Entreprises & marchés

Le Togo et Dangote s’associent pour produire des engrais phosphatés

Mine de phosphate dans le sud du Togo.

Mine de phosphate dans le sud du Togo. © Jacques TORREGANO pour Jeune Afrique

Estimé à deux milliards de dollars, le projet permettra de produire des engrais à destination de l’Afrique de l’Ouest à partir des ressources présentes dans le sous-sol togolais.

Le gouvernement togolais et Dangote Industries Limited, dirigé par le l’homme d’affaire nigérian Aliko Dangote, ont annoncé le 7 novembre la conclusion d’un partenariat pour développer au Togo une filière de transformation du phosphate en engrais. 

Ce projet révélé par Jeune Afrique Business +, dont le coût d’investissement est estimé à deux milliards de dollars, sera assumé par les deux partenaires. Il devrait couvrir une partie des besoins en engrais phosphatés de l’Afrique de l’Ouest, et créer plusieurs milliers d’emplois directs. Les travaux d’aménagement miniers devraient démarrer avant la fin de l’année 2019.

Cet accord s’appuie sur la complémentarité des deux parties.
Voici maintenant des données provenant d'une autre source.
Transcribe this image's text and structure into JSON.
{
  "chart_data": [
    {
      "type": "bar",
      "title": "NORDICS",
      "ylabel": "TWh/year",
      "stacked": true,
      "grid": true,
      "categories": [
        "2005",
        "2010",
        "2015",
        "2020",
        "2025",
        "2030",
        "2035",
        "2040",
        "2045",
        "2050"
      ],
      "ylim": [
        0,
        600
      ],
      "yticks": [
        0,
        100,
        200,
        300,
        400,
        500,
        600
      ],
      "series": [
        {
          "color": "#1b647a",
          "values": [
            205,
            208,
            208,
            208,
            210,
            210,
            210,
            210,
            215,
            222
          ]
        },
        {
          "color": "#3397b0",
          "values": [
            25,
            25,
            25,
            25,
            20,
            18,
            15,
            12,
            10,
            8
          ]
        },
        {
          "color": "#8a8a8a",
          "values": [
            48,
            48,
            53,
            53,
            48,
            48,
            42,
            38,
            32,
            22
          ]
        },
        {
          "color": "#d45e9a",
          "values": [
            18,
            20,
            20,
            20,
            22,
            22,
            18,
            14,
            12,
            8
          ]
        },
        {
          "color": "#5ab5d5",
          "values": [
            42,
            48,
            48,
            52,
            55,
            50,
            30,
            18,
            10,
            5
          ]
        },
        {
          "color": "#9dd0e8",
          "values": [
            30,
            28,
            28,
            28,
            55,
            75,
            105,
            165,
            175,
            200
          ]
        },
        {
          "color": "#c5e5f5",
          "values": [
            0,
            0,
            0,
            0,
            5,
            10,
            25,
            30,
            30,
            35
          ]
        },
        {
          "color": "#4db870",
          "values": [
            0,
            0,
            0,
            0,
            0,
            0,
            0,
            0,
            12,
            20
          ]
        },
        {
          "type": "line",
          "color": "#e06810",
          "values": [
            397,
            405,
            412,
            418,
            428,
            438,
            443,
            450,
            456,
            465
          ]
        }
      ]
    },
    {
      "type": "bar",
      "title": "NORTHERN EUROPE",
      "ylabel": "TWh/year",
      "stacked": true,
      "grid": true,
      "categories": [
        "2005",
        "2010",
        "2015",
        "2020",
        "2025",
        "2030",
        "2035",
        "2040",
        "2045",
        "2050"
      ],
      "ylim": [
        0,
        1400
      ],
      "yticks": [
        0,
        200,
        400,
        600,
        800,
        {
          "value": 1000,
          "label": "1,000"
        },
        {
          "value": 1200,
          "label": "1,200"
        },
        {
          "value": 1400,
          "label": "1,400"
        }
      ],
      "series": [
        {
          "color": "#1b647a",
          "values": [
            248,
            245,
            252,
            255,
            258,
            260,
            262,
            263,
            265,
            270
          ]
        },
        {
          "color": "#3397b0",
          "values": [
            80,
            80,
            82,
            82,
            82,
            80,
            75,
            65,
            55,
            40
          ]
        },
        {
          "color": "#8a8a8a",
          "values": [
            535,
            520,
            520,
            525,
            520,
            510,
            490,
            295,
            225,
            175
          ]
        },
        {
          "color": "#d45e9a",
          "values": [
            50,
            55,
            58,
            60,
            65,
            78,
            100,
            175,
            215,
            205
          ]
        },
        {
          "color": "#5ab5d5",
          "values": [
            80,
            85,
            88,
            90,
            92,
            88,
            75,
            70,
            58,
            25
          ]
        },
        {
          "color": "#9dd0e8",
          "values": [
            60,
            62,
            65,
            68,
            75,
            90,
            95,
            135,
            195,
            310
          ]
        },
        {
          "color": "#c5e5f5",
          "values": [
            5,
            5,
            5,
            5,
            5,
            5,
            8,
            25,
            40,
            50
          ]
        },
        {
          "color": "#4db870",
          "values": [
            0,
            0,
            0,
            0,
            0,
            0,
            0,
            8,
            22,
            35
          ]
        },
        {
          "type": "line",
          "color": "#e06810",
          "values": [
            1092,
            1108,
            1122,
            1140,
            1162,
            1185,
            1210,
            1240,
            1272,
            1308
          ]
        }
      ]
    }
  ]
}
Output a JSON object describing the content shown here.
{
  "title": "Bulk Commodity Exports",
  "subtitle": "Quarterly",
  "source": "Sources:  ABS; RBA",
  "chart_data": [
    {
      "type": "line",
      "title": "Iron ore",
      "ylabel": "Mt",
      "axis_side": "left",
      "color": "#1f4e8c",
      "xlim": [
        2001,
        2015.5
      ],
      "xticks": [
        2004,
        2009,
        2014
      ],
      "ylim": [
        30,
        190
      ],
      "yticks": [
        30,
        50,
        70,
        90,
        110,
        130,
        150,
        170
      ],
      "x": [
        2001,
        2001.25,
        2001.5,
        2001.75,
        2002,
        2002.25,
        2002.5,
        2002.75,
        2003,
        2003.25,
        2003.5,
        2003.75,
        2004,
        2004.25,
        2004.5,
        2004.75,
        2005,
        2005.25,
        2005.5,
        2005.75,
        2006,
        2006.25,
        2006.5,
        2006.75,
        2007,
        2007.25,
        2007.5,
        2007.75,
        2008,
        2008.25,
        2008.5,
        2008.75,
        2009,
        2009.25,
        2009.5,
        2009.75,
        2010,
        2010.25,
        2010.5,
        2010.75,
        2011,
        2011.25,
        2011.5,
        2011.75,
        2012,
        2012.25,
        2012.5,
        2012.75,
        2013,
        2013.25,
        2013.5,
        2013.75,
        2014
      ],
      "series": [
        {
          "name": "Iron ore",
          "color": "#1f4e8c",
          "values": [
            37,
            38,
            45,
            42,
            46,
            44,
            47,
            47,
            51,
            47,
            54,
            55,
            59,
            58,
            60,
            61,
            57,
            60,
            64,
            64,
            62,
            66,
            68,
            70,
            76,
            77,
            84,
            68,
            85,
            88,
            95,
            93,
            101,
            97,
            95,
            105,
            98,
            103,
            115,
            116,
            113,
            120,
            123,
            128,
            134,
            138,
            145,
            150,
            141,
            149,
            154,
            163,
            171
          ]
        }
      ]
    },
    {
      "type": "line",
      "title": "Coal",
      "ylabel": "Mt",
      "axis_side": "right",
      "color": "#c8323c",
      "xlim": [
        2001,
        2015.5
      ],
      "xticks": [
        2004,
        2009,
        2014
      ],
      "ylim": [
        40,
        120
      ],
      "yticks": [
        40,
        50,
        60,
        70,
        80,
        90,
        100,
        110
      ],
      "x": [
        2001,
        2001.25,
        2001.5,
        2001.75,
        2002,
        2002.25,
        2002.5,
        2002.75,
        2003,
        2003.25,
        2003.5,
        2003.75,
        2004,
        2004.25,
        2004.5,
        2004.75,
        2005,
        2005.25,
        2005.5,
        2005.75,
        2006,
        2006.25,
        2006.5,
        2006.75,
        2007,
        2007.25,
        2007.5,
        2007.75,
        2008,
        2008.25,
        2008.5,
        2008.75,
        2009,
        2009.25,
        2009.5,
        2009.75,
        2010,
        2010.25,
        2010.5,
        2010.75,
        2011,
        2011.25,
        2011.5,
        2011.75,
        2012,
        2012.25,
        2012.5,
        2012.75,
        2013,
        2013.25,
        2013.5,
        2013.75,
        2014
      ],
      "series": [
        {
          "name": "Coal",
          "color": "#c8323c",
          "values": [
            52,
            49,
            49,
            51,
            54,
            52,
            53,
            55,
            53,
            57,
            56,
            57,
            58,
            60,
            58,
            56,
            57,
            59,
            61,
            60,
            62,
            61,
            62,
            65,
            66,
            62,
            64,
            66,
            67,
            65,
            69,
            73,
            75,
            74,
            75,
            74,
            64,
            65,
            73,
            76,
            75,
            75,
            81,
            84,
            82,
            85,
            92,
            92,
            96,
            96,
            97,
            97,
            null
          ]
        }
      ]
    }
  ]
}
De son côté, le Togo figure parmi les premiers producteurs de phosphate du continent : le pays détient plus de deux milliards de tonnes de phosphate dans son sous-sol.

Dangote et sa force de frappe

Le groupe de Dangote, quant à lui, pourra s’appuyer sur sa future usine d’ammoniac et d’urée basée à Ijebu-Lekki (Lagos), dont la mise en service est annoncée en 2020. 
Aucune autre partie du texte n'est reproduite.